Around this time of year I start to think, where did this year go. It has know been almost a year and a half since I graduated with my MFA in Public Practice, and I am certainly still figuring out my practice. I have been busy since then, but still need to create a tempo and brand to my practice. I began thinking today about how much time I spend planning as an arts administrator. I was staring at my white board ( the type divided up into 3 months) in my office thinking, if only I could do this for myself, for my art practice. I have yet to implement any of this, but I think I'm on to something with the goal planning. While I know that I will not be able to plan my creative moments I can give them opportunities to emerge, as well as a timeframe. My hope is to create a set of goals for my practice and a timeframe to create more respect and accountability for my practice.
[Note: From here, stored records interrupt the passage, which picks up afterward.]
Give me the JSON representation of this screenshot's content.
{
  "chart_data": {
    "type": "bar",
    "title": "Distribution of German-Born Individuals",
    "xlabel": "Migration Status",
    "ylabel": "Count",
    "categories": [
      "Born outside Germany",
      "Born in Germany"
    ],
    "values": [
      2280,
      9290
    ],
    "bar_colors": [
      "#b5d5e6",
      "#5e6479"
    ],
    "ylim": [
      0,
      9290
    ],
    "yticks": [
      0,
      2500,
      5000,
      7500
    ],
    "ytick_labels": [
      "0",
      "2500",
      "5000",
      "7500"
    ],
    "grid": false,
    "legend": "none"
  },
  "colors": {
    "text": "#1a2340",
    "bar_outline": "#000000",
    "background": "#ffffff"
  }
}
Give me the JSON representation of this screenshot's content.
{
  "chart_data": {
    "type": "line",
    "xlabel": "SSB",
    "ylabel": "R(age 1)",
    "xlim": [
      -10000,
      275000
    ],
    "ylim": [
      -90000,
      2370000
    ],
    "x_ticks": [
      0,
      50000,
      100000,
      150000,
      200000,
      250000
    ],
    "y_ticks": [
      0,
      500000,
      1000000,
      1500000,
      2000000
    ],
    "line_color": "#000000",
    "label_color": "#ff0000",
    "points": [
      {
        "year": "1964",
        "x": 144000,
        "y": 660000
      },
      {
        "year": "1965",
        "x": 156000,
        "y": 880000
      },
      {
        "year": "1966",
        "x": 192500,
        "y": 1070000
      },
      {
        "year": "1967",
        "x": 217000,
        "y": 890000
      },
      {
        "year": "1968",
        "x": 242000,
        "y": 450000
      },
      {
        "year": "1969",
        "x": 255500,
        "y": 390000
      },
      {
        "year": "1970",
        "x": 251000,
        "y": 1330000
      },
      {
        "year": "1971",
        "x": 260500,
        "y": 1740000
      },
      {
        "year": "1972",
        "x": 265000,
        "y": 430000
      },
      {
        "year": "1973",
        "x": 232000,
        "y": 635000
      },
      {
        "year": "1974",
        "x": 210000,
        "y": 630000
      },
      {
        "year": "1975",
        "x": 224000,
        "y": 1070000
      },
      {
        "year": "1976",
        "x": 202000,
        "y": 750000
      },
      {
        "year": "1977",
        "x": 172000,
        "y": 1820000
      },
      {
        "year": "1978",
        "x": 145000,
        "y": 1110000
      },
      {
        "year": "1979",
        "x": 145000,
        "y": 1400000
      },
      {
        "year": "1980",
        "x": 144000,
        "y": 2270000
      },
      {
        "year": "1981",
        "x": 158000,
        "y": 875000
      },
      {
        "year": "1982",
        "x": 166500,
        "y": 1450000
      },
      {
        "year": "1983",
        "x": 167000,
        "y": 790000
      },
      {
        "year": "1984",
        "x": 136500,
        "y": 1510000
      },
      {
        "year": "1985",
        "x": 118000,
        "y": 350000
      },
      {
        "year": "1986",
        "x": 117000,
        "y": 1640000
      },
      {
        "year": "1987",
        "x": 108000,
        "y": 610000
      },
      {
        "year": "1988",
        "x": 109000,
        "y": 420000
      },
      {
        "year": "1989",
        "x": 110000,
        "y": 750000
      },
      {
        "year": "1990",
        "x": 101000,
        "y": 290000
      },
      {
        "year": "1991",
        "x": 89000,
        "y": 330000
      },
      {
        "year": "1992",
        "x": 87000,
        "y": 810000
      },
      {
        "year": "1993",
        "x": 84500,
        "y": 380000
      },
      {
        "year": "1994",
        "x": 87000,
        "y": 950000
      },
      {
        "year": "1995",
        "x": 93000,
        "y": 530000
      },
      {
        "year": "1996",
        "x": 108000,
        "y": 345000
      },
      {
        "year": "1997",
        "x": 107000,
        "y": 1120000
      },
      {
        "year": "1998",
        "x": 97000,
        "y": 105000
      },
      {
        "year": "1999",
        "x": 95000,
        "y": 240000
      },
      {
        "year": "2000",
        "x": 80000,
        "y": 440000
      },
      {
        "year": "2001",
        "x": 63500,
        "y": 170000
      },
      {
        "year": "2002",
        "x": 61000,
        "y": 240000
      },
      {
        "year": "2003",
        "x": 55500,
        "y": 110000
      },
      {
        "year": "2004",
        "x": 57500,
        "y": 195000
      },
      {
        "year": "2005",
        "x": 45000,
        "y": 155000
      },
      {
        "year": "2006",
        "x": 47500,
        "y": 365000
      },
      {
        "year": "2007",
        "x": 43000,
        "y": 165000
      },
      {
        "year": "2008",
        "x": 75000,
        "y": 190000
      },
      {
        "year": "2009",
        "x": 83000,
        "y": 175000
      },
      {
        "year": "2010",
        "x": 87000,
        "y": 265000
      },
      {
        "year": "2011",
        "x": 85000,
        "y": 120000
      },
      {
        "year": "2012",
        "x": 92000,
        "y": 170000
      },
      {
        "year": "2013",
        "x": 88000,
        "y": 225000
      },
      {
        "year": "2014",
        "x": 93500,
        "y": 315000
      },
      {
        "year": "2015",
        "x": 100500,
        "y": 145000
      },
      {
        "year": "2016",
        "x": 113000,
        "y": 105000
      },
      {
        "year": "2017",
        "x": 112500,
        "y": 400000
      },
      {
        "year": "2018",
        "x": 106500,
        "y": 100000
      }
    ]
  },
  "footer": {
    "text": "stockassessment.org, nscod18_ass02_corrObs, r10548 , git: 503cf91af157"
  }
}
I sometimes talk myself out of opportunities thinking that its not important enough, but if I could treat it as important as a job I think I would have some more productive results. I think this will also allow my to accept my practice for what it is: small and quiet. To this, I need to decide if this is indeed what I want. In conclusion, I realized that I am spending too much energy on things that are not that important to me, while I have other areas (all be it, not income streams) that are being neglected. My hope is that this will in the long run encourage me to create more work (or even just create more consistently), and allow me to enjoy other areas of my life without feeling guilt ridden or resentful. Now to work on implementation.